[Date Prev][Date Next][Thread Prev][Thread Next][Date Index][Thread Index]
XML Parser for OOC
I uploaded the first version of an XML parser for OOC to
http://pweb.de.uu.net/vanacken.do/ooc/libxml-19990808.tar.gz
The file is approx. 70K in size. The test suite weighs 500K and can
be found at
http://pweb.de.uu.net/vanacken.do/ooc/libxml-test-19990808.tar.gz
Here is the README:
This is a non-validating XML parser for OOC. It should conform to the
XML 1.0 specification in all aspects. The package requires oo2c-1.4.6.
>From the beginning, this parser was intended to be validating as well.
Due to lack of time on my part, this feature will be included later.
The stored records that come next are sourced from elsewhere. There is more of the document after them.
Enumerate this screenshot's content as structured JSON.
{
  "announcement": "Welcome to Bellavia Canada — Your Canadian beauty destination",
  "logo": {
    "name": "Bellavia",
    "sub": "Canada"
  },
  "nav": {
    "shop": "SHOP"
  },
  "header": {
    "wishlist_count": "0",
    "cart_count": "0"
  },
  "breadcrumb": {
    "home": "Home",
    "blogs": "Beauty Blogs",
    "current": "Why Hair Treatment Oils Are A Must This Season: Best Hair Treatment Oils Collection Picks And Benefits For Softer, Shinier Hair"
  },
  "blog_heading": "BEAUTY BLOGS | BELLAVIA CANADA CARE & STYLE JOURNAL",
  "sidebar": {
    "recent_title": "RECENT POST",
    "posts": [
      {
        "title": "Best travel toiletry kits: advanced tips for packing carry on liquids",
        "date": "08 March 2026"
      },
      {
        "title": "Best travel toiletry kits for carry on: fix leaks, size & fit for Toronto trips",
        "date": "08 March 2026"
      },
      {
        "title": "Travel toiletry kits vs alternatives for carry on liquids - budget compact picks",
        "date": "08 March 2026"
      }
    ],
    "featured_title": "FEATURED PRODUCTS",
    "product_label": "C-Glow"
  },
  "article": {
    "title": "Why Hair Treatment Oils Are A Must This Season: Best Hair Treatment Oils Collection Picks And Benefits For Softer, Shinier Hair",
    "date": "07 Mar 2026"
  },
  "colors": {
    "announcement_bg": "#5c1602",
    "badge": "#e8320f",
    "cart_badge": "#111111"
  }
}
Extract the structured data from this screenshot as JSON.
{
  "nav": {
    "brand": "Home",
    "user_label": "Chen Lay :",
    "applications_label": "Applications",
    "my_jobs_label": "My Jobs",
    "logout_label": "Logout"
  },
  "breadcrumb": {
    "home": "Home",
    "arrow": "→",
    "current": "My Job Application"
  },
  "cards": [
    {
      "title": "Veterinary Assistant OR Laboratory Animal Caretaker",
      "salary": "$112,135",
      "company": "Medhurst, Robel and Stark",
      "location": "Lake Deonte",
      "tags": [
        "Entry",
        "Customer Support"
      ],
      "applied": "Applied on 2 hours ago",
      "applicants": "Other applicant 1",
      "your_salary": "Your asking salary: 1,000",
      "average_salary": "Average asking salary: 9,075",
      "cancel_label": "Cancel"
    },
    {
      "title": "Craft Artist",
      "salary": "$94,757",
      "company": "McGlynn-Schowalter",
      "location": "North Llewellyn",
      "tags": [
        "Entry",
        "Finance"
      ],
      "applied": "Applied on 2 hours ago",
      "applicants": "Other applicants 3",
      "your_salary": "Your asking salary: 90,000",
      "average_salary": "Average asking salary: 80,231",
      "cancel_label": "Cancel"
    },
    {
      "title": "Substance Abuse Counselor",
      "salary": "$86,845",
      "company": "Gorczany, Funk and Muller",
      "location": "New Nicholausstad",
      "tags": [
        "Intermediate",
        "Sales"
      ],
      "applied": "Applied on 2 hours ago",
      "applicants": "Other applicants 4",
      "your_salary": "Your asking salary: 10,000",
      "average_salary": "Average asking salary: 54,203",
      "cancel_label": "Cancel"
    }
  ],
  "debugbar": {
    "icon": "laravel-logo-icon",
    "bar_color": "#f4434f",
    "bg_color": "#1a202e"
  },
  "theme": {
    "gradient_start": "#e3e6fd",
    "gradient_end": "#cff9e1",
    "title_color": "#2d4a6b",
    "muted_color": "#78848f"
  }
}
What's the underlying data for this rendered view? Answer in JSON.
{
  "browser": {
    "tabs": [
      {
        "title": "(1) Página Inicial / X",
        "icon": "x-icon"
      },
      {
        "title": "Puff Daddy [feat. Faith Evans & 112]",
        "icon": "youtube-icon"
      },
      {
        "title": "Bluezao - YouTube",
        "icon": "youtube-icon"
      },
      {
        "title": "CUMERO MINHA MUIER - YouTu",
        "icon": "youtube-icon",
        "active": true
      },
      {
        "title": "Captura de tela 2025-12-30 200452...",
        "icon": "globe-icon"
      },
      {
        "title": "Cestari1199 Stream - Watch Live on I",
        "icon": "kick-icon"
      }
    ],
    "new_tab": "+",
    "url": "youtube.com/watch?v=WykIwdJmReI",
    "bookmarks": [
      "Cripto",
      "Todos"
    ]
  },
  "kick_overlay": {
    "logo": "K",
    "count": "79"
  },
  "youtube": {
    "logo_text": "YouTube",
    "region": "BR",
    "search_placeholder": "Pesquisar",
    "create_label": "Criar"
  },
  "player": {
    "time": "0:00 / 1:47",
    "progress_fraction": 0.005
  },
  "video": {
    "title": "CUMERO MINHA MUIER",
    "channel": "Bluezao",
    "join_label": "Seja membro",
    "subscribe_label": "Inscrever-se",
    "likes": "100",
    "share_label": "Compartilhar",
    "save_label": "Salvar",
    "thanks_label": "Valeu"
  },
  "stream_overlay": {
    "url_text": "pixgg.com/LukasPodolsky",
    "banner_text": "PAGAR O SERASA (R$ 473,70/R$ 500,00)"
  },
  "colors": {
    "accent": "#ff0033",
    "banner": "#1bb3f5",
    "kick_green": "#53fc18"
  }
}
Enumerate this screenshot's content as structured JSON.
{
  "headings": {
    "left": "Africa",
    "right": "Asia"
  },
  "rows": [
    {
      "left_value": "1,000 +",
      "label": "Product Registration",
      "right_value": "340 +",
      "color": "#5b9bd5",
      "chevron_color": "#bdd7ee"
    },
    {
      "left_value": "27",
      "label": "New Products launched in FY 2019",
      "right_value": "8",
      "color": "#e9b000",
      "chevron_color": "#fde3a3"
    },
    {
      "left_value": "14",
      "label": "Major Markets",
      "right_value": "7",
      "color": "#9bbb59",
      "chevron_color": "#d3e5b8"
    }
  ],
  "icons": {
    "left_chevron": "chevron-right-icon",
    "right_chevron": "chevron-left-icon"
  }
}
The module XML:EntityResolver, does not know about the full scope of
URIs yet. This is also something that needs to be addressed in the
future. As it is, the parser can only deal with plain file names in
system ids.
I used this library as a test-bed to evaluate hierarchical module
names. This means that the module names look like `XML:Builder',
which tells the compiler to look for file `Builder.Mod' in the
subdirectory `XML'. Likewise, `XML:Codec:UTF8' is mapped to
`XML/Codec/UTF8.Mod'.
Installation is simple: Unpack the tar file and do
./configure
make
make install
If you want to use this library, you should inspect the sample
application `XMLTest'. Basically, you write yourself a concrete
implementation of `XML:Builder', get yourself a parser with
`XML:Parser.New', and call `ParseDocument' on the parser.
Attached is an overview of the modules, and a list of porting issues.
-- Michael van Acken <acken@informatik.uni-kl.de>
------------------------------------------------------------------------
List of modules:
XML/Codec.Mod
XML/Codec/*.Mod
XML:Codec defines an abstract class for converting from or to
Unicode encoding. The modules XML:Codec:* implement the encoding
schemes. Currently available: US-ASCII, ISO-8859-1, UTF-8, and
UTF-16.
XML/Config.Mod
Defines some (very) basic types for the library.
XML/Msg.Mod
XML/MsgBoard.Mod
XML/ErrBoard.Mod
These modules comprise the parser's error reporting facilities.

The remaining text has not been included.